Among those that were waiting to secure spots in the Olympics were Noah Lyles in the men’s 200, and Dalilah Muhammad and Sydney McLaughlin, who were set to face off in the women’s 400 hurdles, along with A&M’s Shamier Little. Fellow Aggies Fred Kerley (men’s 200) and Athing Mu (women’s 800) were set to begin their finals around 11:30 p.m.

Earlier, JuVaughn Harrison won the high jump, contested under cloudless skies in 105-degree temperatures. Harrison was also entered in the long jump, which had been pushed back to the evening. A record heat wave settled in over the Pacific Northwest for the second day, with the temperature in Portland, two hours north on Interstate 5, reaching an all-time record of 110.
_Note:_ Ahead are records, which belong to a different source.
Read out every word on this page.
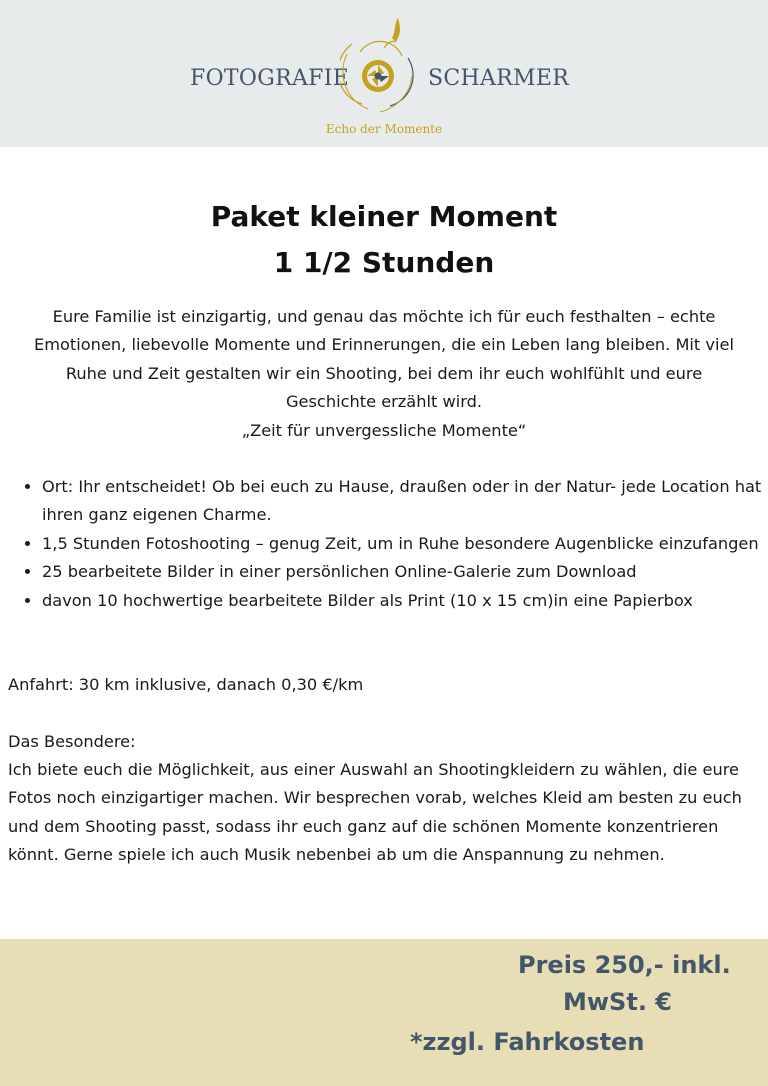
FOTOGRAFIE	SCHARMER
Echo der Momente
Paket kleiner Moment
1 1/2 Stunden

Eure Familie ist einzigartig, und genau das möchte ich für euch festhalten – echte
Emotionen, liebevolle Momente und Erinnerungen, die ein Leben lang bleiben. Mit viel
Ruhe und Zeit gestalten wir ein Shooting, bei dem ihr euch wohlfühlt und eure
Geschichte erzählt wird.
„Zeit für unvergessliche Momente“

• Ort: Ihr entscheidet! Ob bei euch zu Hause, draußen oder in der Natur- jede Location hat ihren ganz eigenen Charme.
• 1,5 Stunden Fotoshooting – genug Zeit, um in Ruhe besondere Augenblicke einzufangen
• 25 bearbeitete Bilder in einer persönlichen Online-Galerie zum Download
• davon 10 hochwertige bearbeitete Bilder als Print (10 x 15 cm)in eine Papierbox

Anfahrt: 30 km inklusive, danach 0,30 €/km

Das Besondere:

Ich biete euch die Möglichkeit, aus einer Auswahl an Shootingkleidern zu wählen, die eure Fotos noch einzigartiger machen. Wir besprechen vorab, welches Kleid am besten zu euch und dem Shooting passt, sodass ihr euch ganz auf die schönen Momente konzentrieren könnt. Gerne spiele ich auch Musik nebenbei ab um die Anspannung zu nehmen.

Preis 250,- inkl.

MwSt. €

*zzgl. Fahrkosten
With the humidity, Eugene felt like 113 in mid-afternoon. Third-place high jump finisher Shelby McEwen called the heat “mind blowing.”

“It’s crazy. I wasn’t expecting it to be this humid,” he said. “We just had to be mentally locked in, mentally prep ourselves for it, stay hydrated and go out and get the job done.”

The men’s 5,000 took place at 10 a.m. in a nod to the forecast, which since early last week had predicted triple-digits over the weekend. In temperatures reaching 90 degrees on the track, Paul Chelimo fended off a pair of runners for a 0.19-second victory.

“Honestly,” Chelimo said, “I wanted it a bit hotter.”